About
Nóra Fanni Zentay
visual artist & lecturer-researcher in film studies
contact email:
zentayartdesign@gmail.com
Bio
Born in Budapest, Hungary, in 1987.
Nóra Fanni Zentay is a Hungarian visual artist and researcher working with analog graphic printmaking, experimental, alternative photographic printing techniques and intermedia/video art.
She studied visual art and film studies and developed her interest in both fields. She holds an MA in Film Studies from Eötvös Loránd University (ELTE, Hungary) and completed the Doctoral Programme in Film, Media and Contemporary Culture. Currently she is a PhD candidate.
During teaching and research work she also continued to develop her skills as a visual artist. She received an MA in Graphic Design from the University of Hertfordshire (IDI), UK.
During her postgraduate studies she has developed an intermedial-hybrid art practice through analog printmaking that includes both traditional graphic printmaking (monotype, collagraph print) as well as alternative photographic printing processes such as cyanotype, vandyke, lumen, chemigram.
Her ongoing body of work in printmaking explores the experimental and innovative possibilities of analog graphic and alternative photographic printmaking in contemporary visual art.
Her film-related research work and intermedia/video art practice focus on the unconventional relationships of images and sounds.
For more information about her research areas and publications, please visit the academic profile page.
Artist Statement
As a visual artist and researcher I have a particular interest in intermedial, experimental and avant-garde art that reflects in my art practice. I use analogue hybrid art techniques such as painting graphically (monotype prints), painting with lights and shadows (lumen print) or making photographic work without camera (photograms/cyanotype, vandyke prints) as well as merging the boundaries of intermedia and video art.
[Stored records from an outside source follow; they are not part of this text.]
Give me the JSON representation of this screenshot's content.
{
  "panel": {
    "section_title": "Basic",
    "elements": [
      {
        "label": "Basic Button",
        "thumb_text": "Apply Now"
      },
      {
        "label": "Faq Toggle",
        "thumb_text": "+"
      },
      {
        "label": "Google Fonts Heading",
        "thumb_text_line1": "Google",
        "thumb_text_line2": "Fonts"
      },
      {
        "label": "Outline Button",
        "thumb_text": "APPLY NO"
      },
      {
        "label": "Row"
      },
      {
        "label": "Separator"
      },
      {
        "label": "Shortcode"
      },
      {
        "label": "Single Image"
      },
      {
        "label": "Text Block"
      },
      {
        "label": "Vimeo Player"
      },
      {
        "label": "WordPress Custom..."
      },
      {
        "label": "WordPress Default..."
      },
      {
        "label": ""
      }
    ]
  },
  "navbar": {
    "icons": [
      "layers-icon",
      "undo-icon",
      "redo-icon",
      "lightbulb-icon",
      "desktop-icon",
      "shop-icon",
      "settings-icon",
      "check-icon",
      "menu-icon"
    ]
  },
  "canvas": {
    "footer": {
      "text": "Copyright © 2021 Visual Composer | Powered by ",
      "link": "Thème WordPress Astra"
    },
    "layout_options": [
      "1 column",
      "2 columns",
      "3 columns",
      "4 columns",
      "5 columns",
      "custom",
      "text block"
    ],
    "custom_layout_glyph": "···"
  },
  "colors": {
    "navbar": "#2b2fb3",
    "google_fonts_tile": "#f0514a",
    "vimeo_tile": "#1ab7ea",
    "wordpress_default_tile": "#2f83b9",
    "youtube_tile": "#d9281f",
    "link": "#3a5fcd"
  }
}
The focus of my art practice is to capture an everchanging, uncertain state (psychological state or the uncertainty in nature), that directs the attention of vulnerability as a human and natural condition and how vulnerability of stability is inevitable in our world. To express this insecure state of being, I use accidental tools and “mistakes”, broken materials or decades-expired photographic papers, damaged by time. For monotype printmaking I usually print from broken glass to create unpredictable details with mistakes, unexpected accidents and to achieve an unquiet, “imperfect” outcome that can convey and express this precarious state.
My postgraduate project (an artists’book using cyanotype printmaking) explores the contemporary philosophical issue of vulnerability with essays and cyanotype prints. Vulnerability on the one hand, represents our wounded and traumatized life and culture, and, on the other, it represents what means to be human: it evokes strength, empathy and care for others. My whole printmaking process attempts to reflect on the different stages and various aspects of vulnerability.